Can Salita Halt The Khan Roadshow?
Great Britain’s WBA light-welter champ Amir Khan, 21-1(16) will fight the biggest fight of his pro career on December 5th in Newcastle, England, when he faces the very durable New Yorker Dmitriy Salita, 30-0-1(16), in what will be Khan’s first defense of the trinket he won in July by outpointing Ukrainian Andriy Kotelnik.
Khan vs. Salita Preview
Salita (also born in the Ukraine, now residing in Brooklyn) will be a huge underdog in what is fair to say an extremely long overdue title challenge (remember Salita won the NABA light-welter title way back in August 05 with a 9th round TKO of Shawn Gallegos). Salita is a solid technical boxer, does the fundamentals well and of course is undefeated, but does he posses the tools to dethrone Khan in the champs backyard?
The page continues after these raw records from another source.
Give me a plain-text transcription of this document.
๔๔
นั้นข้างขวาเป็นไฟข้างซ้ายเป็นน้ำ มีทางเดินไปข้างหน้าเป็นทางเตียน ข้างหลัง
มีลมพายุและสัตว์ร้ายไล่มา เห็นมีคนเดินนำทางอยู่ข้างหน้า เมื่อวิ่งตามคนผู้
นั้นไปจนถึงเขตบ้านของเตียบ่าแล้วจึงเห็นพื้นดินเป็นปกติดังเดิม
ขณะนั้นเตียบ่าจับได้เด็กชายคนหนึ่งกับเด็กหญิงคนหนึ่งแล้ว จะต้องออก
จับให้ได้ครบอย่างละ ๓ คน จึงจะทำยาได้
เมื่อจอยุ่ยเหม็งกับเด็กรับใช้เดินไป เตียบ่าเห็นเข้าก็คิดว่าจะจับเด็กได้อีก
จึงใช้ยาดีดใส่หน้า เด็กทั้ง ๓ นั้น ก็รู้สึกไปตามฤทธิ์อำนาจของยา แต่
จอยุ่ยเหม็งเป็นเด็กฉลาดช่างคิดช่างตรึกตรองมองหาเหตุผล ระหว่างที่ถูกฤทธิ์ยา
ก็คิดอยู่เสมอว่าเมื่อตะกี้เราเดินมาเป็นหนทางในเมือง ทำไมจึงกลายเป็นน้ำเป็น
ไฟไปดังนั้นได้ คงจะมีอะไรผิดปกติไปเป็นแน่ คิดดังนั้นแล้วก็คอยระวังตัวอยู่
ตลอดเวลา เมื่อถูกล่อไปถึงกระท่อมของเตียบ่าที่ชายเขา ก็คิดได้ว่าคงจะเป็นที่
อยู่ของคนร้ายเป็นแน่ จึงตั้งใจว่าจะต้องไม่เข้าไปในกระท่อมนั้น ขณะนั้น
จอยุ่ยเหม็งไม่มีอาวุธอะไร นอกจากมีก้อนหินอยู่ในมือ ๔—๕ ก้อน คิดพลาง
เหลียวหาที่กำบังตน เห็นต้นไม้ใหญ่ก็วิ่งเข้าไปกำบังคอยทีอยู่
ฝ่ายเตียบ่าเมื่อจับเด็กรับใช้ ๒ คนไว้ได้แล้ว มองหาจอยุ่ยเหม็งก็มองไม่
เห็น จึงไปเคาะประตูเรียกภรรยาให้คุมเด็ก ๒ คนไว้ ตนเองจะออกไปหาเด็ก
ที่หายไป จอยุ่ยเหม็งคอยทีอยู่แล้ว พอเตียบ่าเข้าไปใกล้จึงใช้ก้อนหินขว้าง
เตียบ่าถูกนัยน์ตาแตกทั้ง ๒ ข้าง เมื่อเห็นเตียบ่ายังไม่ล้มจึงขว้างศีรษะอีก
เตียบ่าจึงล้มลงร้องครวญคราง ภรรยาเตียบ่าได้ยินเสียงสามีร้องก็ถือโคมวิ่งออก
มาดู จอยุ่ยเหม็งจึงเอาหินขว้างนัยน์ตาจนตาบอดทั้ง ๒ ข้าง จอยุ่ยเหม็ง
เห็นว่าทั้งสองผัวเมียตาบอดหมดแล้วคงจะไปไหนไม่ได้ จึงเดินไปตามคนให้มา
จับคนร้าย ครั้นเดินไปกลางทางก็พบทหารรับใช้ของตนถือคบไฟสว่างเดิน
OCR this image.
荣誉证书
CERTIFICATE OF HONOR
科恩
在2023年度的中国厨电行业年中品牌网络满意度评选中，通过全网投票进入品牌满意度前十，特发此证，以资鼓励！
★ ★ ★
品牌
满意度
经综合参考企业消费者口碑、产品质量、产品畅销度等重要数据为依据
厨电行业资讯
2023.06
Speed kills and Khan has speed in abundance. This will be a major factor in determining the fight’s outcome. Whether Salita can cope with Khan moving in and out with precise combinations remains to be seen.
Khan’s career has been guided thus far by Britain’s most successful promoter Frank Warren. Apart from the one obvious blip, a 54 second KO at the hands of Breidis Prescott, (ironically Prescott will fight London’s Kevin Mitchell on the undercard) Khan’s career has been guided impeccably.
Team Khan’s best decision to date has been in relocating to Hollywood’s Wild Card gym under the tutelage of the revered Freddie Roach. Roach has worked his magic by changing Khan from the chin in the air, hands low fighter of the Prescott bout, to the world champion we see before us today, although a lot of credit has to also go to Alex Ariza. As strength and conditioning coach, Ariza is responsible for the physical improvements in Khan, who is now a much stronger fighter of the Khan of a year ago.
This leads us to the question of punch resistance. Khan has been criticized in the past for having a glass jaw, most notably for the way he was KO’d by Prescott. We have to remember however, the left threw by Prescott that night could have knocked out a Himalayan yak. Salita has been down himself a few times early on in fights and it’s no big secret that he is a slow starter. Therefore if Khan jumps in early he might leave himself open and with question marks over his own chin, don’t be surprised if we see an early knockdown or two.
All things said Khan should be too fast, too strong and ultimately too good for what will be a very determined Salita, so if I was a betting man (which I very much am) I see the referee stepping in to rescue Salita from taking any more unnecessary punishment late in the fight and Amir Khan successfully defending the WBA title for the very first time.